Methods: In this cross-sectional study, 32 questions across eight domains were posed to the free versions of each model. Two independent ophthalmologists rated accuracy (6-point Likert scale) and completeness (3-point Likert scale). Information quality was assessed using the DISCERN instrument, and readability was evaluated with the Flesch Reading Ease Score (FRES) and Flesch-Kincaid Grade Level (FKGL). Inter-rater agreement was measured with Cohen's Kappa.

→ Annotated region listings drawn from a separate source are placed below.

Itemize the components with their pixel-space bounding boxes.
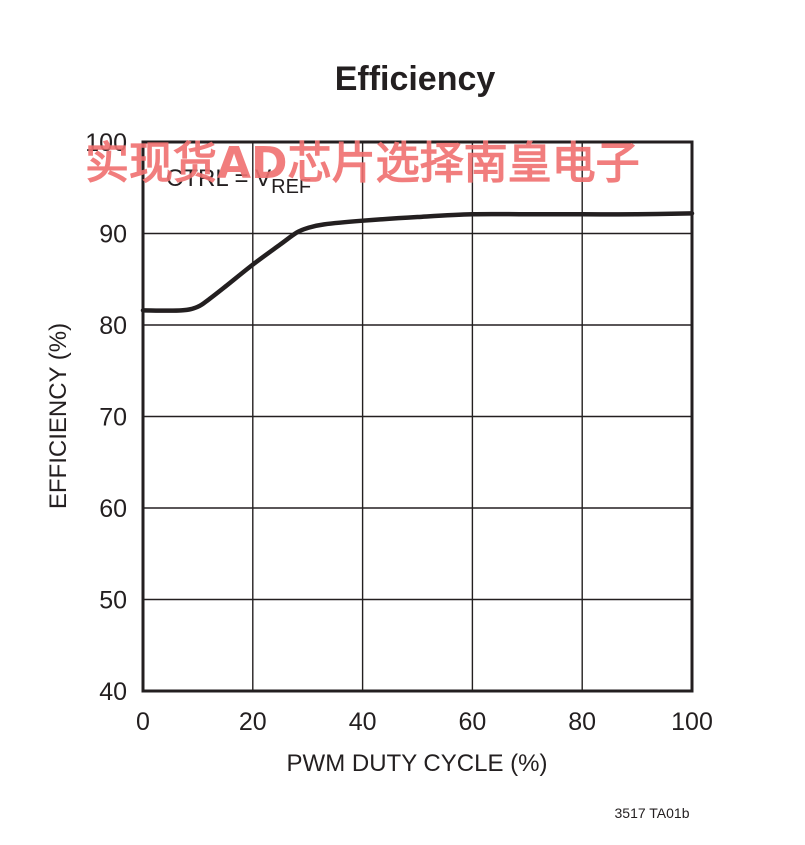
figure-id: 3517 TA01b: [615, 805, 690, 821]
y-tick-label: 50: [99, 587, 127, 615]
x-tick-label: 80: [568, 708, 596, 736]
y-tick-labels: 40 50 60 70 80 90 100: [85, 129, 127, 706]
y-axis-label: EFFICIENCY (%): [45, 323, 72, 509]
y-tick-label: 80: [99, 312, 127, 340]
efficiency-series-line: [140, 211, 695, 313]
annotation-subscript: REF: [271, 176, 311, 198]
x-axis-label: PWM DUTY CYCLE (%): [287, 750, 548, 777]
x-tick-label: 100: [671, 708, 713, 736]
y-tick-label: 100: [85, 129, 127, 157]
x-tick-label: 0: [136, 708, 150, 736]
x-tick-label: 60: [458, 708, 486, 736]
y-tick-label: 70: [99, 404, 127, 432]
x-tick-label: 40: [349, 708, 377, 736]
series-layer: [140, 211, 695, 313]
x-tick-labels: 0 20 40 60 80 100: [136, 708, 713, 736]
plot-frame: [141, 140, 694, 693]
y-tick-label: 60: [99, 495, 127, 523]
annotation-ctrl: CTRL = VREF: [166, 165, 311, 198]
y-tick-label: 90: [99, 221, 127, 249]
grid-lines: [143, 142, 692, 691]
annotation-main: CTRL = V: [166, 165, 271, 192]
y-tick-label: 40: [99, 678, 127, 706]
watermark-text: 实现货AD芯片选择南皇电子: [85, 138, 640, 189]
chart-title: Efficiency: [335, 60, 496, 98]
x-tick-label: 20: [239, 708, 267, 736]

Results: Inter-rater reliability showed at least fair agreement for all LLMs. (min κ = 0.365) ChatGPT achieved significantly higher accuracy than Gemini (p < 0.001) and Copilot (p = 0.010), and higher completeness than Gemini (p = 0.001) but was similar to Copilot (p = 0.101). DISCERN scores were highest for ChatGPT (64), followed by Copilot (61) and Gemini (55). All models produced difficult-to-read content (FRES: Gemini 49.7, Copilot 45.4, ChatGPT 40.7), with FKGL values at late high school level.

Conclusion: All evaluated large language models were capable of providing generally accurate and thorough information regarding keratoconus and contact lens use. Nevertheless, limitations in readability across models highlight the importance of clinician oversight to ensure that patient education remains clear, accessible, and appropriately tailored to individual needs.

查看原文本刊更多论文

大语言模型在圆锥角膜和隐形眼镜患者信息提供中的比较分析。

目的：评价大型语言模型（llm）——chatgpt （OpenAI，美国）、Gemini（谷歌，美国）和Copilot （Microsoft，美国）对患者有关圆锥角膜和隐形眼镜使用问题的回答的准确性、完整性、信息质量和可读性。方法：在这个横断面研究中，对每个模型的免费版本提出了8个领域的32个问题。两名独立的眼科医生评估了准确性（6分李克特量表）和完整性（3分李克特量表）。使用DISCERN工具评估信息质量，使用Flesch Reading Ease Score （FRES）和Flesch- kincaid Grade Level （FKGL）评估可读性。用科恩的Kappa量表来衡量评分者之间的一致性。结果：评估者间信度显示所有llm的一致性至少是公平的。（min κ = 0.365） ChatGPT的准确率明显高于Gemini (p)。结论：所有评估的大型语言模型都能够提供关于圆锥角膜和隐形眼镜使用的总体准确和全面的信息。然而，模型可读性的局限性突出了临床医生监督的重要性，以确保患者教育保持清晰，可访问，并适当地根据个人需求进行调整。

本文章由计算机程序翻译，如有差异，请以英文原文为准。

求助全文

约1分钟内获得全文求助全文

来源期刊

International Ophthalmology OPHTHALMOLOGY-

CiteScore

3.20

自引率

0.00%

发文量

451

期刊介绍： International Ophthalmology provides the clinician with articles on all the relevant subspecialties of ophthalmology, with a broad international scope. The emphasis is on presentation of the latest clinical research in the field. In addition, the journal includes regular sections devoted to new developments in technologies, products, and techniques.